By Nick Travis, partner at Smith & Williamson
This article was originally published in Smith & Williamson’s Enterprise magazine, a thought leadership publication for entrepreneurs and growth companies.
Jay Richards’ career as an entrepreneur began when an observant business studies teacher felt that his talent for trading computer parts could be put to better use. Jay wants to make sure other youngsters get the same opportunities.
In his teenage years, Jay Richards embarked on some enterprising schemes that tested the limits of legality. Admiring the spirit, if not the execution, his business studies teacher suggested they work on finding some legitimate outlets for his instincts. His first venture was to design and sell T-shirts, making a cool £3,000 and finding his passion in the process.
At Birmingham City University, he studied business and management, but it wasn’t the standard student experience. Instead, he met a guy who sold him a nightclub. He worked on a tried-and-tested formula, inviting some of the better- looking guys from local professional football clubs and in turn they attracted the pretty girls. He fitted it around studying for his degree.

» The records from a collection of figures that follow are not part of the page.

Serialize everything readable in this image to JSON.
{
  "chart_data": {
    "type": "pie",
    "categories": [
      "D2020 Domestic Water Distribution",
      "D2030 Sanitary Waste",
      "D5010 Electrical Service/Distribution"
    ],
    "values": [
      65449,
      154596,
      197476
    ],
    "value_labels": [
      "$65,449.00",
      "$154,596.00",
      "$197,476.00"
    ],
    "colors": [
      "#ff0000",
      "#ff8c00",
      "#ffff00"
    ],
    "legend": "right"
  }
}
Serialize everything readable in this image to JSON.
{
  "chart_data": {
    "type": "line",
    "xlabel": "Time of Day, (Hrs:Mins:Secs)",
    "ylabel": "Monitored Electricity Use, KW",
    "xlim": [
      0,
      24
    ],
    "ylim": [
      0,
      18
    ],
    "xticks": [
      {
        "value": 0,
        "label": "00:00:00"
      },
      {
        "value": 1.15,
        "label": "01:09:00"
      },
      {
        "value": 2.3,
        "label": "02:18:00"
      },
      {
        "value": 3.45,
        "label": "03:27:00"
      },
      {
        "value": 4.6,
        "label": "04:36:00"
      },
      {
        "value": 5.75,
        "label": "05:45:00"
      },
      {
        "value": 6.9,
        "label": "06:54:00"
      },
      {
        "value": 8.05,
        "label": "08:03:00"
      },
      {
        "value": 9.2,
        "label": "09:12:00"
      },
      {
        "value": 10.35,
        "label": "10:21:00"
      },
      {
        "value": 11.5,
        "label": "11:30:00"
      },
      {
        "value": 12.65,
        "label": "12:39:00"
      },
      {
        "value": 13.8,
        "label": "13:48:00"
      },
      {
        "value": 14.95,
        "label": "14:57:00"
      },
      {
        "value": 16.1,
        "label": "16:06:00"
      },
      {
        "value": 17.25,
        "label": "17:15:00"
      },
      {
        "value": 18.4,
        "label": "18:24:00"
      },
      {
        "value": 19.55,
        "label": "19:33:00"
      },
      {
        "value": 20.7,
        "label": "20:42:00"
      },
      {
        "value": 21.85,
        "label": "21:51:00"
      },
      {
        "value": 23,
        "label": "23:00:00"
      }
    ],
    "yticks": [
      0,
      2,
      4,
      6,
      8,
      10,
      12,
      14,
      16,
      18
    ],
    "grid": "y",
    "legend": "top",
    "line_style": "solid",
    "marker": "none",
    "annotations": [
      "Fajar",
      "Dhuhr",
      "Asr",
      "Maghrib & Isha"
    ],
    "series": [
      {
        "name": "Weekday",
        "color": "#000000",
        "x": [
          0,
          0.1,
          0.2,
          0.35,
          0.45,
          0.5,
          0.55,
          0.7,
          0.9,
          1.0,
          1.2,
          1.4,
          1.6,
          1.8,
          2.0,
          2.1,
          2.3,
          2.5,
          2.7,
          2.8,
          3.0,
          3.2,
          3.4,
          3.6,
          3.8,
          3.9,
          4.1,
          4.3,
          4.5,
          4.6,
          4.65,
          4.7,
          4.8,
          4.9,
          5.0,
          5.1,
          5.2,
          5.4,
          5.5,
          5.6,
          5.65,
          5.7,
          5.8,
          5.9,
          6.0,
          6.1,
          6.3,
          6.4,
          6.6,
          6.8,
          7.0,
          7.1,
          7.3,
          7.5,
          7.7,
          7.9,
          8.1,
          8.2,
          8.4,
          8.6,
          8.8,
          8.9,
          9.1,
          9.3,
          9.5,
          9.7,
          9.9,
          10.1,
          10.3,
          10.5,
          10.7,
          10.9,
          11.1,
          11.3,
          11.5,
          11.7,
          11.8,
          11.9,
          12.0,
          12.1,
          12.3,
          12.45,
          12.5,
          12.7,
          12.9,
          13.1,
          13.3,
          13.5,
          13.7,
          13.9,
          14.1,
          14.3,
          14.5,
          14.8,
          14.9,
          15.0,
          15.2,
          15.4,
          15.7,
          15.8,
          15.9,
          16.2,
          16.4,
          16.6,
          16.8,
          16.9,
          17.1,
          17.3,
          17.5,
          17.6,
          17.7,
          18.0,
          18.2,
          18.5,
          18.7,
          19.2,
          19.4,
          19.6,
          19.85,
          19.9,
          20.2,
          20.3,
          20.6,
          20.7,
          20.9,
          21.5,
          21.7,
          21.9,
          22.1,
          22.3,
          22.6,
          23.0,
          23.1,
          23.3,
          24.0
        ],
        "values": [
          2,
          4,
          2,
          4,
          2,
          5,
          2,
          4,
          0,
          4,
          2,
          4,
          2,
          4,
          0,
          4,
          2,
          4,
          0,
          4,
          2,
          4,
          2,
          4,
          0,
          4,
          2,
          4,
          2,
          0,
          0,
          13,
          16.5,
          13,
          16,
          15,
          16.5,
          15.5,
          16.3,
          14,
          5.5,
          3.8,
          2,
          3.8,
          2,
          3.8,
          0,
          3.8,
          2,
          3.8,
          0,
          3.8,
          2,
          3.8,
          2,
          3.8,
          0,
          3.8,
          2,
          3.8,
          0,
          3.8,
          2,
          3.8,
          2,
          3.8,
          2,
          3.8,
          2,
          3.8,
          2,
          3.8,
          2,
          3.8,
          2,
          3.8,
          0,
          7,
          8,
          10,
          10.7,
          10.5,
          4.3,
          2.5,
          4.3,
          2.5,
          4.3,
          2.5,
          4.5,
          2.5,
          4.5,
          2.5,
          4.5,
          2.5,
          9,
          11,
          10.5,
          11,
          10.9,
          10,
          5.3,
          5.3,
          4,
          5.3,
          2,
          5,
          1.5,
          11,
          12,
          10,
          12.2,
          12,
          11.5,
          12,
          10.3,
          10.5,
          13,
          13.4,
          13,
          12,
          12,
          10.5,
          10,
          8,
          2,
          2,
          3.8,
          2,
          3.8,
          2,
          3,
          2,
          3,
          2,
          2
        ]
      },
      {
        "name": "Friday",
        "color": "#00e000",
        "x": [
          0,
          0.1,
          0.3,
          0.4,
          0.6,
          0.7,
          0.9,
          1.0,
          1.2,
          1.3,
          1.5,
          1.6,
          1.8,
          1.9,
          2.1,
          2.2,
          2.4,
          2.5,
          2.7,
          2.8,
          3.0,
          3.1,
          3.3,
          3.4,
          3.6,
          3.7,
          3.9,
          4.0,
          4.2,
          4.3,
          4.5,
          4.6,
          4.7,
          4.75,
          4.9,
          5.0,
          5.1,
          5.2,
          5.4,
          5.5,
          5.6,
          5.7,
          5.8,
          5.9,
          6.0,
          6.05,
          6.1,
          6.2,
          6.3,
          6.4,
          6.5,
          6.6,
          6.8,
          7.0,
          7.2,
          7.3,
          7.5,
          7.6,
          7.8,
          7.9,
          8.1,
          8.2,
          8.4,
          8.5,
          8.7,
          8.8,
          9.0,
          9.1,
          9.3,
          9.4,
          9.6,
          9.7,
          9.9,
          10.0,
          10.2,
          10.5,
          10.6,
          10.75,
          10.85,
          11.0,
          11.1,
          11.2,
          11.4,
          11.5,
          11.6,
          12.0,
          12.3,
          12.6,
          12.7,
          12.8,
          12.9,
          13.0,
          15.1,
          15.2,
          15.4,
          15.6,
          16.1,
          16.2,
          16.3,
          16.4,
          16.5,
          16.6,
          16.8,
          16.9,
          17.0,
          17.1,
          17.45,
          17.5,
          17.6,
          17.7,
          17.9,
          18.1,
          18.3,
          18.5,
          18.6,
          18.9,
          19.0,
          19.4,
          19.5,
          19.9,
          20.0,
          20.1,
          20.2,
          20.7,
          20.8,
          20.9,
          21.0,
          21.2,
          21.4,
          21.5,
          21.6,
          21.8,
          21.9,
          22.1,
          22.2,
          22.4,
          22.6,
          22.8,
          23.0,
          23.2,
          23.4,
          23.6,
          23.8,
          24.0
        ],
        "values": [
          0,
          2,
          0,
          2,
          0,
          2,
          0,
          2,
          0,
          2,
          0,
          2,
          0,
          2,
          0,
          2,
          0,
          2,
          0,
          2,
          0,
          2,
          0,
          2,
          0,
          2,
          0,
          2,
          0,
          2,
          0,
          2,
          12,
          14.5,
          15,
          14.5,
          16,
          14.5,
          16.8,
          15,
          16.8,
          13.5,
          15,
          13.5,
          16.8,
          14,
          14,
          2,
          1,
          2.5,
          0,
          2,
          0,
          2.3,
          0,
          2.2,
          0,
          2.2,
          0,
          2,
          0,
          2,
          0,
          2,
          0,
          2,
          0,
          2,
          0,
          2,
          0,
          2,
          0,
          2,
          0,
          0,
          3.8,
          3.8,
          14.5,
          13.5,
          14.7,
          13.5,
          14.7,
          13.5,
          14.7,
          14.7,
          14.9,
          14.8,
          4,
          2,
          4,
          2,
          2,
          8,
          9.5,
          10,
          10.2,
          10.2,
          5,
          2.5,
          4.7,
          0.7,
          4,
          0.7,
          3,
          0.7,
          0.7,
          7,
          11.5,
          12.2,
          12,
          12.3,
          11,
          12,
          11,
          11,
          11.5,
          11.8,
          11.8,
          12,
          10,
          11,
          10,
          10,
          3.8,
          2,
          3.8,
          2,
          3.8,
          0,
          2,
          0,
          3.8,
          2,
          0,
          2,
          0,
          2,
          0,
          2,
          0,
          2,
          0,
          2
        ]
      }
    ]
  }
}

After university, he moved back to London and worked in a management consultancy group for a while, but he didn’t enjoy it and was itching to find a new opportunity. Along the way he saw talented people from ‘underestimated’ backgrounds that the current entrepreneurial ecosystem didn’t support.
At the same time, it was clear that the world’s biggest brands were desperate for insight into the next generation of consumers. If he could deliver that insight for them, he had a business.
Imagen Insights was launched with a focus on Generation Z, those born from 1995 onwards. Jay began to build a platform of 200,000 carefully-chosen young people, aged 16-24. Generation Z individuals are natural ‘co-creators’ and it was a perfect fit.
Imagen Insights helps agencies and brands like the NFL and Stella McCartney to collaborate with Generation Z for brutally honest insights about branding, marketing and products. No more guessing, they crowdsource the best talent to enable agencies and brands to build all of the above with Generation Z in the room. An “Uber for talent”.
“For most brands, the first time they meet these young people is after they’ve graduated. By that point, they’ve missed the boat.” He says, “The agencies and brands love it,” he adds, “providing them with differentiated insights into their target audience. It also works for the young people involved, who get £150 to £450 a day and the chance to work with a variety of different brands. They may be helping create content, build entire marketing campaigns or develop a new product.”
To find the right young people, Jay built close links with schools. His team delivered talks, directly to their classrooms, talking to senior leaders and head teachers to find those with real potential. That was the easy part. Schools were keen to take part and get their talented young people involved with the business.
“We wanted to help nurture talent. We wanted to take underestimated young people, from low income backgrounds, ethnic minorities or women and create opportunities for them.”
The toughest side has been financing, says Jay, particularly dealing with the high street banks: “We had a bit of a nightmare with one of the banks, which ‘lost’ a few months’ wages. We were around 20 days from not being able to pay staff.
We needed to get creative and we did everything we could to keep the lights on. Also, banks take a long time to approve finance.”
Thankfully Jay connected with some great angel investors who saw the start-up’s potential and took a risk. Now one of Forbes 30 Under 30, Jay has changed his perspective too: “When I started out as an entrepreneur, my whole idea was to start up and exit by my mid-thirties, but I’ve gone through a real mindset shift. I’m in it for the long-term. I want to create a brand that will outlast me on my deathbed. This shift has been powerful – rather than ‘what can I do for you now?’, it’s all about building long-term relationships.”
He believes this adaptability is part and parcel of good entrepreneurship:
“Don’t be scared to pivot. It used to be that it was seen as a weakness, but I believe not pivoting is a weakness. You are pivoting because you are learning what needs to be done. I see pivoting as a strength.”
Just as important for Jay is building a great team and then trusting them to get on with things: “You could be a control freak, but setting clear targets and leaving them to get on with it is more powerful. It also frees you up to focus on other things.”
His advice to those young people with a burning idea? “Research your market. People often think their idea is gold, but until you ask people, it might only solve a problem for five people. Then the other thing is just to get started. It is only by getting started that they can work out whether it can be done.”